Additionally, as chiggers have been reported in various ecological settings, including fields, agricultural land, mountainous regions, forests and forest edges, rice fields, grasslands, parks, riversides, orchards, and plantations [9]. This study identified environmental exposure to various plantations as potential risk factors for scrub typhus exposure, including rice fields, corn fields, tea plantations, and coffee plantations. Many participants who visited these plantations were detected the antibodies with scrub typhus. Additionally, participants living near trees, bushes, piles of leaves, or damp land had higher exposure rates. Other studies found similar risk factors, like water, rodents, dry field farming, and livestock exposure [9,10,11]. However, the final model did not confirm the association between plantations and scrub typhus. Nevertheless, caution is advised when visiting such areas due to potential disease transmission. Wearing protective equipment (PPE) is strongly recommended to prevent the exposure.

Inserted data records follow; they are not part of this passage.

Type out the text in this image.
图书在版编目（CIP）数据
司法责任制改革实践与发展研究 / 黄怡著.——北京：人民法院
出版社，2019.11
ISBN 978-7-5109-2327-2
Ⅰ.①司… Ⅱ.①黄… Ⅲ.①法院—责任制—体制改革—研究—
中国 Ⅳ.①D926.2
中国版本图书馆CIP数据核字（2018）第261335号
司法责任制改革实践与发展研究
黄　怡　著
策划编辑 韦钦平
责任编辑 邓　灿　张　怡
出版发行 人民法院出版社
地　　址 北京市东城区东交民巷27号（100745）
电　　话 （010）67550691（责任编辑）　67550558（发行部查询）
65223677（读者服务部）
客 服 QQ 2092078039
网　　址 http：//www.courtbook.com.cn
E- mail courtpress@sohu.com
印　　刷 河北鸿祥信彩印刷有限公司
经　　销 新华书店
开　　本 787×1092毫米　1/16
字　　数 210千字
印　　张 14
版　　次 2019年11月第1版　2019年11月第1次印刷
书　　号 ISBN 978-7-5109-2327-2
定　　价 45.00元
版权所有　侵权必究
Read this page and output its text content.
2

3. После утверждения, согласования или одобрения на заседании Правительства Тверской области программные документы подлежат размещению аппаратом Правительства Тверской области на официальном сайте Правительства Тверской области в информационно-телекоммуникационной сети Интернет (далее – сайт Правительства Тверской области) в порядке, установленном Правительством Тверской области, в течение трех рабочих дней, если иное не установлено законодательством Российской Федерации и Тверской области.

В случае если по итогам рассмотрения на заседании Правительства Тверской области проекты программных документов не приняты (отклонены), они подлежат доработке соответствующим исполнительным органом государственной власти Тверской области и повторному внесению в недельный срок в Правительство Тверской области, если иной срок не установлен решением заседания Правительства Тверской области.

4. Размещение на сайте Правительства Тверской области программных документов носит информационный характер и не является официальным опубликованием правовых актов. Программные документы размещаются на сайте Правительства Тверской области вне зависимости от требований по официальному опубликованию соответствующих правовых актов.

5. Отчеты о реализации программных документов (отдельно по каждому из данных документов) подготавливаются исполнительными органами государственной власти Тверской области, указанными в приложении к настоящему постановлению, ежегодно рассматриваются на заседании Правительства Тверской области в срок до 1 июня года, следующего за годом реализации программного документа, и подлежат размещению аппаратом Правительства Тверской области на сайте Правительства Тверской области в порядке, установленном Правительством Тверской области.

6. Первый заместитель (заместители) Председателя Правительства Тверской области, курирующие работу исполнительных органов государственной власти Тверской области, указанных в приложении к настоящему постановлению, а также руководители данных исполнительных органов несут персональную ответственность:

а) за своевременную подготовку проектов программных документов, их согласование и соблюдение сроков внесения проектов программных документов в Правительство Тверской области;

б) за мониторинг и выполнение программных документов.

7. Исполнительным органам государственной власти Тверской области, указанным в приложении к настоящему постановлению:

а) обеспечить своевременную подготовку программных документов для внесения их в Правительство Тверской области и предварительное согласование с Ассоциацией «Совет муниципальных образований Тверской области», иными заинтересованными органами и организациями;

This study had a few limitations. First, as the nature of a cross-sectional study design, possible recall bias due to the inability to recall some events in the past were limitations of the study. Second, the cutoff point used in the study and the decline in IgG antibody levels two years after exposure [39], which is a common feature of many infectious diseases, might impact the estimation of the prevalence and the analysis of the rest of the study. Third, the period of data and blood sample collection was not conducted in the high infection season of the disease, so the whole year cycle of the infection might not have been presented. Most exposure occurs in summer, when people prepare their farms for planting.

Conclusions

A large proportion of the hill tribes living in northern Thailand have been exposed scrub typhus from their daily lifestyles. Elderly, illiterate, and Akha people are at particularly high risk. Cutting grass is associated with scrub typhus exposure; people who never use protective clothing or gear are also at substantial risk of scrub typhus exposure. Taken together, campaigns to improve scrub typhus awareness and effective public health interventions need to be urgently developed. Promoting to wear proper suit while farming particularly cutting grass should be implemented in the hill tribe communities. Health education program regarding scrub typhus prevention and control should be also consideration particularly the elderly population and Akha people.